Two closely related and in some ways opposite aspects of a sentence are topic and focus. They each need a more detailed write-up of their own; this one is only an overview of their relationship. Roughly, the topic is the already known information that the sentence is about, and the focus is the new information that is being said about it. But there are numerous overlapping distinctions here, and people use the words in various ways. It is not my place to provide exact definitions, but only to sketch the kind of distinctions being made. And it's going to sound awfully vague, sorry: the whole area is a mess.

There are several ways they can be marked: by intonation, by overt material such as the words 'as for' or 'it is' or Japanese wa, or by syntactic means such as fronting; or a combination of these.

Taken in isolation, a sentence like 'John was eating peanuts' said in a neutral way would probably have fairly equal stress on subject and object: 'JOHN was eating PEAnuts'. This is also how you'd read the sentence if it was the opening of a story. It introduces John, it's about him, and it's telling you what he's doing. But if part of the material was already known (the topic), the unknown material would get focused intonation by being given the main stress. This happens in answers to questions, for example:

Who was eating peanuts?
JOHN was eating peanuts.
What was John eating?
John was eating PEAnuts.
I'm using capital letters here to indicate a normal intonation, not an emphatic one. There is no reason to suppose there is any particular emphasis on the stressed element. Contrast with:
Mary was eating peanuts.
No, JOHN was eating peanuts.
John was eating walnuts.
No, John was eating PEAnuts.
Here we have the same distribution of focus and topic, but contrastive emphasis in addition. Whether emphatic or not, one element is new and has focus, and the rest of the sentence is given, and is the topic. We can't always neatly divide them between new and given like this: the introductory or isolated sentence 'John was eating peanuts' has no particular focus, and if we don't know who John is, it's all new.

One grammatical marker of a similar distinction is the choice of definite 'the' or indefinite 'a'. As an introductory element, something is definite if it's already known.
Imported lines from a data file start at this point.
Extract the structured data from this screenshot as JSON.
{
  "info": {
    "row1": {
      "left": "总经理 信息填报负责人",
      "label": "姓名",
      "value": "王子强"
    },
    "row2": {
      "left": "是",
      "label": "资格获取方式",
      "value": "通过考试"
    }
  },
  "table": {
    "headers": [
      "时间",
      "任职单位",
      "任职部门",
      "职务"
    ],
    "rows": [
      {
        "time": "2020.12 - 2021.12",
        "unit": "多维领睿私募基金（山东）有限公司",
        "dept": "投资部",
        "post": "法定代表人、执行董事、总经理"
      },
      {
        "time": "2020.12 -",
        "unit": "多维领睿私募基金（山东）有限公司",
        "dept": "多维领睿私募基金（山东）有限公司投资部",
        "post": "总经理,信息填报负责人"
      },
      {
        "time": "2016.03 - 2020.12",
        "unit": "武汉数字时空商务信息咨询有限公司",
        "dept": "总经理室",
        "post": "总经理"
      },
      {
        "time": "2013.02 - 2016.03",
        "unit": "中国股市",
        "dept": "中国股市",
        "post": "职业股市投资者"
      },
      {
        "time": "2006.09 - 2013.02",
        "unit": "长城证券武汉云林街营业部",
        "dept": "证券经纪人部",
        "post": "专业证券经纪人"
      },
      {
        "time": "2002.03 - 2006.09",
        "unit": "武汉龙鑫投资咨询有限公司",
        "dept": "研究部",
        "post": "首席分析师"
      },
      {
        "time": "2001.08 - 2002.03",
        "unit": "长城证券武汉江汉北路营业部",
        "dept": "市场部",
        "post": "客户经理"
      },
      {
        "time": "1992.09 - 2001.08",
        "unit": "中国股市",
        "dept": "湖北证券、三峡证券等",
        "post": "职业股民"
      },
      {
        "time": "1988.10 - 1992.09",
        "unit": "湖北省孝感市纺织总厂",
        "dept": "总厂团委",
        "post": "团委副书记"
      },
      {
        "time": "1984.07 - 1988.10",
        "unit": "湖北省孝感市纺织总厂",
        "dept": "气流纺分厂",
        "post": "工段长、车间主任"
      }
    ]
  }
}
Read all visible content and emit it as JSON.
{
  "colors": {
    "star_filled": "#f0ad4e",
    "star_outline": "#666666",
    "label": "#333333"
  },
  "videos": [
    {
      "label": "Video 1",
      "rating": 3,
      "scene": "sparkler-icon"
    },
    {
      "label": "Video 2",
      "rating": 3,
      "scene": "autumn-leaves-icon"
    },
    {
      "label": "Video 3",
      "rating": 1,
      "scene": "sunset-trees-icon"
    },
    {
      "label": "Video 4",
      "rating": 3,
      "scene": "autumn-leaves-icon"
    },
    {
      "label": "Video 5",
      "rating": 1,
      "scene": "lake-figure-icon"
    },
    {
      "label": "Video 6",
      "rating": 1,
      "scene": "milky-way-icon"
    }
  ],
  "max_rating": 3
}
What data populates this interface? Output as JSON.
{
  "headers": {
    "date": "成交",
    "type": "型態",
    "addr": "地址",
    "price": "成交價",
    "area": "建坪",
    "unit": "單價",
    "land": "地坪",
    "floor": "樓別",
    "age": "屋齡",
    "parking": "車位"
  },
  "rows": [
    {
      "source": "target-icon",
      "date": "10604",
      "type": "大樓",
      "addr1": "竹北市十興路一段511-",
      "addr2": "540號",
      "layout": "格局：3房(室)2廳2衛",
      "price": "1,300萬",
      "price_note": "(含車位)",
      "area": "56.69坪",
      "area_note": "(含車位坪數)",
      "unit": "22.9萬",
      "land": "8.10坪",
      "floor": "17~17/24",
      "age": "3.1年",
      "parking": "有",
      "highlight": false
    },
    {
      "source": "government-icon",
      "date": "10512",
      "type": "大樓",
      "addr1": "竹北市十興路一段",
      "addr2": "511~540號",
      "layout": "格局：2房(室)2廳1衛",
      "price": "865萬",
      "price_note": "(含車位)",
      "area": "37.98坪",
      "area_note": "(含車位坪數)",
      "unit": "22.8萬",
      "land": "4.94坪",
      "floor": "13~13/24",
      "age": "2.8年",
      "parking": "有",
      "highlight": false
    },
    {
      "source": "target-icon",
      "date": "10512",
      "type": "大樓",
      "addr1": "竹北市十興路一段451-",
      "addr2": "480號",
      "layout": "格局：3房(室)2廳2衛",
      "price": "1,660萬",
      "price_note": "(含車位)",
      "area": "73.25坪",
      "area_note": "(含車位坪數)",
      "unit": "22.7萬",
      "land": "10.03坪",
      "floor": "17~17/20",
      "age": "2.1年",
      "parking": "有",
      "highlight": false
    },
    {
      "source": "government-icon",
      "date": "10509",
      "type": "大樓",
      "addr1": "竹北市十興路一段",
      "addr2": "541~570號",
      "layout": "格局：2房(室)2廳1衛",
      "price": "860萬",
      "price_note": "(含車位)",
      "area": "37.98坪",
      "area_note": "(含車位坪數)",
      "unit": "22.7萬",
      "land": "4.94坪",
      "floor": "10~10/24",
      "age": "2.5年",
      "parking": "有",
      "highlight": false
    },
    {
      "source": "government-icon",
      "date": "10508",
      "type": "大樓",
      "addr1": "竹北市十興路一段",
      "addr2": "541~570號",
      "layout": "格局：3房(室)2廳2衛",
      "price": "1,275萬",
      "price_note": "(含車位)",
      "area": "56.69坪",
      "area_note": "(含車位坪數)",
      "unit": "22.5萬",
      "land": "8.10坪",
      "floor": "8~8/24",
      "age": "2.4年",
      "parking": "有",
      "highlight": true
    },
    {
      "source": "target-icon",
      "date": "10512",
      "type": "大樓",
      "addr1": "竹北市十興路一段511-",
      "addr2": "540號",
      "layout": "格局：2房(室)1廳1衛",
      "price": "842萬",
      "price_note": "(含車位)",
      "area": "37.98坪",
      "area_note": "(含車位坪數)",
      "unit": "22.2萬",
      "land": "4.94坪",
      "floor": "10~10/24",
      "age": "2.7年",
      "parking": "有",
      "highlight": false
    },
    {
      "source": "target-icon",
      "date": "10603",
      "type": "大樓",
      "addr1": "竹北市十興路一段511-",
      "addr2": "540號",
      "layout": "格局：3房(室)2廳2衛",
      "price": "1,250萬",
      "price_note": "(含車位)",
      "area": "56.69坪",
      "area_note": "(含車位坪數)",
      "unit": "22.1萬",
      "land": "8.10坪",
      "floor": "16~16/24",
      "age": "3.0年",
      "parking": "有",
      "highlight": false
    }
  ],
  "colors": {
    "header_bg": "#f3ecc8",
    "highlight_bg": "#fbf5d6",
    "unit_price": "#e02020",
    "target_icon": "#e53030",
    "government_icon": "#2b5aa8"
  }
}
A farmer was leading a donkey. The donkey stopped and the farmer urged it on.
Here we could say the first sentence introduces a new topic with 'a', and the second carries it on with 'the'. But which is the topic, farmer or donkey? It could be either. In speech there might be a difference in intonation that told you which was going to be the topic; in writing you need to see how the story unfolds:
A farmer was leading a donkey. It stopped and the farmer urged it on.
A farmer was leading a donkey. He urged the donkey on when it stopped.
Definiteness doesn't have to be derived from a previous mention. Any of the following could be the opening sentence of a story, and they give different discourse effects as to what you are supposed to take as given, or background, and what you should focus on as foreground:
A man was climbing the garden wall.
The man was labouring to climb the garden wall.
The man climbing the garden wall paused half way up.
Another grammatical device to indicate topic and focus is placement of the prominent element in other than its usual place: either at the front or at the end. Fronting is common. In English essentially the same construction can be used for both focus and topicalization, and the difference is in stress both on the fronted prominence and in subsequent material.
The professor, she hasn't read this BOOK yet.
This book, I haven't READ it yet.
This book I haven't READ yet, but I'm going to soon.
The topic might or might not be bracketed off with comma intonation; if it is, it is likely there is a resumptive pronoun ('she' and 'it' in the examples) in the usual place for the constituent. This phrasing looks a bit odd in isolated example sentences, at least in English: but in real speech and text it does happen.

In many languages, such as Japanese, the topic is a normal grammatical constituent, and many or most sentences have an explicitly marked topic: see wa (by sekicho) for details.

When the stress is contrastive on the prominent element, it gives focus to it. In example sentences it's clearer if I add a contrasting clause after it:

THIS book I haven't read.
THIS book I haven't read, as I was busy with the OTHER one.
There is a roughly iconic principle that familiar material tends to appear early in the sentence, and new material after it. With no indication to the contrary, we would probably understand it that way. But focus fronting overrides this. Another way of bringing material forward is by changing the grammatical relationship between the actants: object becomes subject when you use the passive voice. But focus and topic are intricately entangled: the passive can be used for either effect.
No-one has read this book.
THIS book hasn't been read by anyone.
This book hasn't been read by ANyone.
Another strategy is to form a cleft sentence or pseudo-cleft sentence:
It is this book that I haven't read.
What I haven't read is this book.
These syntactic rearrangements or special forms normally carry a corresponding intonation; but note that intonation can always be used to mark focus elsewhere:
It is this book that Í haven't read.
What I haven't read is this book.
This book hasn't been read by anyone.
Extraposition, that is moving out of its normal place, is more usually to the front; but it can be to the end. The topic can be added to the end with comma intonation; and in a strategy called heavy shift you can place a large amount of material in final focus position even though a smaller amount of the same type would be ungrammatical there:
She hasn't read this book yet, the professor.
* She hasn't read yet the book.
She hasn't read yet the book with all the strange diagrams in it.